Sorry if this post rambles on a bit, but I had a few hardware-related ideas I wanted to share with nVidia (and see what everyone else thought as well). Here goes…
- Bandwidth doubling add-in card: What about producing a small add-on card that would fit into an x16 slot and have an SLI connector? The idea here would be to connect this card to your CUDA-enabled GPU (for example: GTX295), which would then be able to transfer data over SLI to/from the add-on card. The benefit here would be that a single GPU could have access to (theoretically) x32 bandwidth. In some cases, people may have kernels which are highly bandwidth intensive, but perhaps not very compute-intensive (since some algorithms/code don’t parallelize as well as others). By simply throwing in this add-on card, they could effectively double (+/-) their computing speed. Perhaps the hardware engineers could find a way to daisy-chain these things, so that a single CUDA card (again, lets use the GTX295 as an example) could be connected to two of these cards, giving it a theoretical x48 bandwidth.
I’m not a hardware engineer (though I did have some computer engineering classes in school), but I don’t think that this would even be a particularly complicated card to make…just a simple microprocessor to handle communications between the add-on card and the PCIe bus host, and between the add-on card and the GPU. Perhaps maybe throw in a single memory chip to act as a transfer buffer. The cost should be less than $100 for something like this (and that’s new…once they’ve been out for a while, I would think it could even be much less than that).
This would also be useful to non-CUDA folks (i.e. gamers), since I imagine that some games are fairly intensive when it comes to transferring textures back and forth to the graphics card, and having a cheap add-on like this that doubled the transfer bandwidth would be a great way to take a lead over “that other company” (since they were/are already behind in that department).
- Mobile Tesla card: I don’t know how far off double-precision support is for ‘normal’ mobile GPU’s, but over the past year or so, I’ve seen a lot of people asking when it will be available. CUDA users in highly technical fields (e.g. engineering, finance) really have to have double-precision support, and thus, CUDA sometimes doesn’t ‘cut it’ for them.
What I’m thinking of is to make a mini PCIe board (picture) with a GPU and some memory, so it would basically be a mobile Tesla card. As I mentioned, putting double precision support in this would make it a killer app, especially if nVidia and ATI aren’t planning to have DP available in their normal mobile GPU’s in the near future. I’d say either take one of the higher-end 9M or GT100 series chips, put 1GB of ram on it, and allow the clock to be dynamically controlled by the user (to save battery power, and keep it from overheating)…and you’d have a bunch of people who would like to upgrade their older laptops, use CUDA in their new slim laptops/netbooks, or even those who have a higher-end mobile GPU already (in a larger notebook) but simply want more mobile CUDA power. For DP support, use the GT200b from the new GTX260-216 and clock it way, way down (to like 20% speed).

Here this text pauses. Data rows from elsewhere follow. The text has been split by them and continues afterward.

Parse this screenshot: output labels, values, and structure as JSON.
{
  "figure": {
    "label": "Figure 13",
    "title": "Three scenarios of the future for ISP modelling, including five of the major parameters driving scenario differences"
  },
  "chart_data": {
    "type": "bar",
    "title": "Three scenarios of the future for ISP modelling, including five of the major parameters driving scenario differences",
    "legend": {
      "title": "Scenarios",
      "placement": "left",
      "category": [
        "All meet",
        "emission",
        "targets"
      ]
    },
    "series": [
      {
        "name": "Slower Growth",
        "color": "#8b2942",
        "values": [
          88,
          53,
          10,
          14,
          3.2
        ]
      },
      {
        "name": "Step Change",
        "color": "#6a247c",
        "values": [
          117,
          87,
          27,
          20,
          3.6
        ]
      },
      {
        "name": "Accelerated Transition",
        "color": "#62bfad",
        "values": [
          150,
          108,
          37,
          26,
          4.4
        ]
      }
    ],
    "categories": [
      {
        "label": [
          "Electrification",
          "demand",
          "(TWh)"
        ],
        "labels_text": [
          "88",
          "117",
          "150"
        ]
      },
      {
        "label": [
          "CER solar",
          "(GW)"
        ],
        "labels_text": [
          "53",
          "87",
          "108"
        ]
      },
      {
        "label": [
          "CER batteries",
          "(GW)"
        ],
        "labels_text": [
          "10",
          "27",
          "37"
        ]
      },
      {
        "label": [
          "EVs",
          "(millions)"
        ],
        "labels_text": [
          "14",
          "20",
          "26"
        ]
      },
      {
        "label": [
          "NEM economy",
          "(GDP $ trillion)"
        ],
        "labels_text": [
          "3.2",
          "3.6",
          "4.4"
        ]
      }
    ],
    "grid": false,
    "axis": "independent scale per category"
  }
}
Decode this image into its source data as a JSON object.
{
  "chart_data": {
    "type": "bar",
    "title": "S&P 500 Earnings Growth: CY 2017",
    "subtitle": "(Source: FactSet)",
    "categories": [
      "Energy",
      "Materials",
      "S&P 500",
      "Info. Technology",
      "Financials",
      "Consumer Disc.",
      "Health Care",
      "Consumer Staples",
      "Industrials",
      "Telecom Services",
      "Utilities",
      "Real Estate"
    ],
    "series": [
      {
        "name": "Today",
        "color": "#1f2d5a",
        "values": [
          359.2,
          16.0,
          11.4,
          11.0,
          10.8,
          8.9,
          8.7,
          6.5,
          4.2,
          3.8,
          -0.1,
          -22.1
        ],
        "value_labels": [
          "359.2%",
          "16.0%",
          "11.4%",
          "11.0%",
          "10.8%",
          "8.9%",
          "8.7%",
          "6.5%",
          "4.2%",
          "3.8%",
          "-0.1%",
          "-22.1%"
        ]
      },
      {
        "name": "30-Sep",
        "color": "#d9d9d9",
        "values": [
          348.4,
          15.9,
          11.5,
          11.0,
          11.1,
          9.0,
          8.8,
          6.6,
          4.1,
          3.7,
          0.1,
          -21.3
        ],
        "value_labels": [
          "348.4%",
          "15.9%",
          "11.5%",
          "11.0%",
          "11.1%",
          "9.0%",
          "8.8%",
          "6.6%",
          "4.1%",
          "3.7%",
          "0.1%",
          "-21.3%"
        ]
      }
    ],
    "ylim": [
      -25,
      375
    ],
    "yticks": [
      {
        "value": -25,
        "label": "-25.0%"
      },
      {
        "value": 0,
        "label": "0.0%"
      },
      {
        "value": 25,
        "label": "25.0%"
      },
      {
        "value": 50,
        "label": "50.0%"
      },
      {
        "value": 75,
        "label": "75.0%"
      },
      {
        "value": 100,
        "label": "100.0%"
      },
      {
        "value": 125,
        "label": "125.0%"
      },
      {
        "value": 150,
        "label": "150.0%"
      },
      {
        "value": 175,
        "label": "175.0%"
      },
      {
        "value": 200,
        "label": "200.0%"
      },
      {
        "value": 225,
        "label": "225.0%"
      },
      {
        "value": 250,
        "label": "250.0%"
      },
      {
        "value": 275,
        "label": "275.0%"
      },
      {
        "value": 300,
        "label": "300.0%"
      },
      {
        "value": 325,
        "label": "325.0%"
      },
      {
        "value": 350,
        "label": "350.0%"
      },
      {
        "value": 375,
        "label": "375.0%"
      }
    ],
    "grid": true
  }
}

If you haven’t noticed…lots of newer laptops/netbooks are coming with multiple PCIe slots for things like WWAN, WLAN, and so forth, and unless you’ve totally maxed out (i.e. purchased every available option) on your new computer, chances are you have an available slot. If not, and you can deal with an external wireless card, you could remove the internal WLAN card to put in the mobile Tesla.
Honestly, the reason I haven’t bought a new laptop lately is because it seems impossible to find a reasonably small one (13.3" or 14.1" screen) with a decent GPU to do CUDA programming on, and demonstrate GPU-accelerated applications. Being able to buy a GT200b-equipped Mobile Tesla and just pop it in one of these things would really be ideal for me, and it seems many others as well.